De assinalar que a taxa de execução relativa à rubrica de venda de bens de investimento em 2022 é significativamente inferior à que vinha sendo registada, apesar da reiterada repetição da norma em sede de Orçamento do Estado (OE) que limita a sua previsão. Esta regra, que poderia (ou mesmo deveria) ser aditada às regras do POCAL ainda vigentes ou à Lei das Finanças Locais, deveria continuar a ser acompanhada. O mesmo se aplica à incorporação do saldo de gerência anterior.
Face a estes desvios e ao peso dos compromissos assumidos em anos anteriores, a utilização das previsões em contabilidade orçamental pública constantes dos orçamentos municipais deverá ser realizada com cautela.
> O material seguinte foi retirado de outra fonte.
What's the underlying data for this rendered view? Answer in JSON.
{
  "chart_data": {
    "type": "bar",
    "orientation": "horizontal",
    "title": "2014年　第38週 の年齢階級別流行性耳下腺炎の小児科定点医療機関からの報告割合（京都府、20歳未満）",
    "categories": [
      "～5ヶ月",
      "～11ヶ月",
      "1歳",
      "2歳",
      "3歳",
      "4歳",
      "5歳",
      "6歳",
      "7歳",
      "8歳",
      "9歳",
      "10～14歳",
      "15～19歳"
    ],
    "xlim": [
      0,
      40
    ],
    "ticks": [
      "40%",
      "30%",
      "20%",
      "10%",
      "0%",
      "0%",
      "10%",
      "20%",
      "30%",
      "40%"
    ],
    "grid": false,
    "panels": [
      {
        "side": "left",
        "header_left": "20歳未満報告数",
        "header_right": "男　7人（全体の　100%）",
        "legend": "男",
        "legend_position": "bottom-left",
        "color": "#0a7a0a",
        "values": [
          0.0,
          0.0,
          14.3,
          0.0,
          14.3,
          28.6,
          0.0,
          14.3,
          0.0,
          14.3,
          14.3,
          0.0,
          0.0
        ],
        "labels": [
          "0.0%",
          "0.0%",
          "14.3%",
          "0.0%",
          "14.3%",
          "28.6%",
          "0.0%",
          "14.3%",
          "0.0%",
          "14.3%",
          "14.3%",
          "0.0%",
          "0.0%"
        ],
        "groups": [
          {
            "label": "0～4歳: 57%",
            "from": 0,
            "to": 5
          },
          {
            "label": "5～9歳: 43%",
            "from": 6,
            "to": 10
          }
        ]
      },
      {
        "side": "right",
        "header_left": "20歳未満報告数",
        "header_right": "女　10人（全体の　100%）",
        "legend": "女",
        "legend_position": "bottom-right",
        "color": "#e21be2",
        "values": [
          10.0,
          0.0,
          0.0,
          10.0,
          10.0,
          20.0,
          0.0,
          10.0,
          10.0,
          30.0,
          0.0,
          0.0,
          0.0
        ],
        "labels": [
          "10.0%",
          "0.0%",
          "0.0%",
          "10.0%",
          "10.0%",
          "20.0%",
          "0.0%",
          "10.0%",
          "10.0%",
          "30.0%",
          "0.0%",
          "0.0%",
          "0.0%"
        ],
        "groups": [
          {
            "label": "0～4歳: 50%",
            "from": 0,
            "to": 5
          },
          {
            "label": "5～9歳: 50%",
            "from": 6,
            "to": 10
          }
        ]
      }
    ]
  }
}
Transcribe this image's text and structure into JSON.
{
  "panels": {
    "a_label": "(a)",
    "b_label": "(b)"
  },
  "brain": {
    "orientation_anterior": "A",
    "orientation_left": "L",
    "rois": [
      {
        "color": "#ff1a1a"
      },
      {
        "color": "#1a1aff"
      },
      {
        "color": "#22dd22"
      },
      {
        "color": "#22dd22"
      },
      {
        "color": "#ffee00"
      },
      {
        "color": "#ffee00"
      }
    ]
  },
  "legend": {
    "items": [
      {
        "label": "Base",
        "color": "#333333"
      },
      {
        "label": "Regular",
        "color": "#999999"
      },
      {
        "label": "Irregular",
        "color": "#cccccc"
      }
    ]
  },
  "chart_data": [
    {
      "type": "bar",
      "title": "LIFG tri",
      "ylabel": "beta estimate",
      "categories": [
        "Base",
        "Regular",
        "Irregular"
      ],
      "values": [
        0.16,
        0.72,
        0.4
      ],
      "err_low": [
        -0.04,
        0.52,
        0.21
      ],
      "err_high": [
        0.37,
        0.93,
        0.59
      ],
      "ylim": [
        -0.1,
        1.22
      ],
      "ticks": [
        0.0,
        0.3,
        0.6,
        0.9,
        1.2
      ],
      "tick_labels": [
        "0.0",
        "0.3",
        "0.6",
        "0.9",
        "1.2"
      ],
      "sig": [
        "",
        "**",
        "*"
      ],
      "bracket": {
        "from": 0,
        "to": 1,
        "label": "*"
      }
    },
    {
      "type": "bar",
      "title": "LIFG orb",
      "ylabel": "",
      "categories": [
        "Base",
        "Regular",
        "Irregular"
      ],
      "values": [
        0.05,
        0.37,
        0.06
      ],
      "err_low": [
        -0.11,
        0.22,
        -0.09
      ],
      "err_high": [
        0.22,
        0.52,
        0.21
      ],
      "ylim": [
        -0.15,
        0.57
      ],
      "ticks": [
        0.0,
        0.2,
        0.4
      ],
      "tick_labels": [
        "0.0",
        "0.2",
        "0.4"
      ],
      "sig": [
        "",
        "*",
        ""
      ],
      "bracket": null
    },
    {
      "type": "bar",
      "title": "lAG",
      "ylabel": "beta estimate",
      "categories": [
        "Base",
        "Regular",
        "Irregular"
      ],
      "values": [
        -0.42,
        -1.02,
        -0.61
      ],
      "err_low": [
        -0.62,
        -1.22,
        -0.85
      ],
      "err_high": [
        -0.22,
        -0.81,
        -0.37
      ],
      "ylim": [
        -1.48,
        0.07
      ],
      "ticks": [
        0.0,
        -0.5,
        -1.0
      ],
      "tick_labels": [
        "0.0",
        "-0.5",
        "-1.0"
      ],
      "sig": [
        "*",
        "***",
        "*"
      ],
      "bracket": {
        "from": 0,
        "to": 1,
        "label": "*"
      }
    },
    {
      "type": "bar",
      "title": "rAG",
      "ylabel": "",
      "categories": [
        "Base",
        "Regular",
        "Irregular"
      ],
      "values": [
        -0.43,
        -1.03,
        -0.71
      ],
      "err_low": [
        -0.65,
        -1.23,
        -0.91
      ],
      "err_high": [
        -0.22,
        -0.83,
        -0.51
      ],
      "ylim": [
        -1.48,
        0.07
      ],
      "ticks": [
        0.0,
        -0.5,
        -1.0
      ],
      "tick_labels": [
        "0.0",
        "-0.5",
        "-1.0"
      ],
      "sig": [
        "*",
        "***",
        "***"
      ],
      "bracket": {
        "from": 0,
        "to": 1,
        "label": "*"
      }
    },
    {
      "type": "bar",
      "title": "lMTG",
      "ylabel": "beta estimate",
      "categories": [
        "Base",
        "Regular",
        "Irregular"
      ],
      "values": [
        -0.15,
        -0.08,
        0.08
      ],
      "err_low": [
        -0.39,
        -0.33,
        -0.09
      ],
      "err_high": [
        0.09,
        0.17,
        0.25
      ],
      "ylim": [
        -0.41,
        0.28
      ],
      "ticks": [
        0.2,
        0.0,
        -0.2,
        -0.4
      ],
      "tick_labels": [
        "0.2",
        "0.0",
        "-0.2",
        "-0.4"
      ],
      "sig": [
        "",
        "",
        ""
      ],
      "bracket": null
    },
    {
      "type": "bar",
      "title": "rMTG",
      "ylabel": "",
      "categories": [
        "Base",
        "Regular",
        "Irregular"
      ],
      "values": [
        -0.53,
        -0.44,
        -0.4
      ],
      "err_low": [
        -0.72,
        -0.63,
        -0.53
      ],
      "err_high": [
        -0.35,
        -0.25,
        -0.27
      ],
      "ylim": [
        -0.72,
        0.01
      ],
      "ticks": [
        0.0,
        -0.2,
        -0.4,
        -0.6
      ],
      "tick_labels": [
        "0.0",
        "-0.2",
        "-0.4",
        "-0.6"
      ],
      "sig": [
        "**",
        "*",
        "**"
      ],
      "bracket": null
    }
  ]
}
Acresce que o subsistema da contabilidade orçamental obriga à apresentação de todos os fluxos financeiros que se prevê que ocorram em cada período (recebimentos e pagamentos), perspetiva diferente da ótica da contabilidade financeira (assente na efetivação dos direitos e obrigações financeiras independentemente de quando ocorra o seu recebimento ou pagamento – princípio do acréscimo) ou da contabilidade de gestão (avaliação de resultados das atividades e projetos).
As demonstrações financeiras previsionais (balanço e demonstração de resultados) previstas no SNC-AP, e que poderiam permitir uma melhor aproximação à execução do ano por seguirem o mesmo princípio da contabilidade financeira, têm vindo a ser dispensadas da obrigatoriedade da sua elaboração pelas leis do OE para as entidades que integram a Administração Local. Contudo, não é certo que a sua apresentação introduza alterações nas previsões orçamentais em contabilidade pública, enquanto esta se mantiver condicionada por um histórico de compromissos transitados de períodos anteriores de volume significativo.
Assim, para além das regras previsionais, o problema essencial parece residir no dilema entre a obrigatoriedade quanto ao equilíbrio total do orçamento a apresentar e a necessidade de assunção de responsabilidades perante terceiros assumidas em exercícios anteriores. Este dilema leva a distorções nas previsões de receita anuais necessárias para cobrir toda a despesa prevista, uma vez que esta tem também de ter em conta a decorrente de compromissos anteriores. Para que a previsão de execução do orçamento não seja afetada por aquelas distorções, seria necessário que os orçamentos locais distinguissem, de facto, a despesa e a receita relativa a períodos anteriores, quer na sua elaboração, quer na sua apresentação e divulgação. A legislação, muito em particular o SNC-AP, já providencia as ferramentas necessárias para que isto aconteça. Caberá às entidades delas fazerem uso. Acresce a atenção ao princípio da especificação (classificação económica das receitas e despesas públicas), evitando o recurso abusivo a rubricas residuais, situação, aliás, que não é exclusiva da Administração Local, e que, em parte, decorre de alguma desadequação do classificador económico à realidade atual.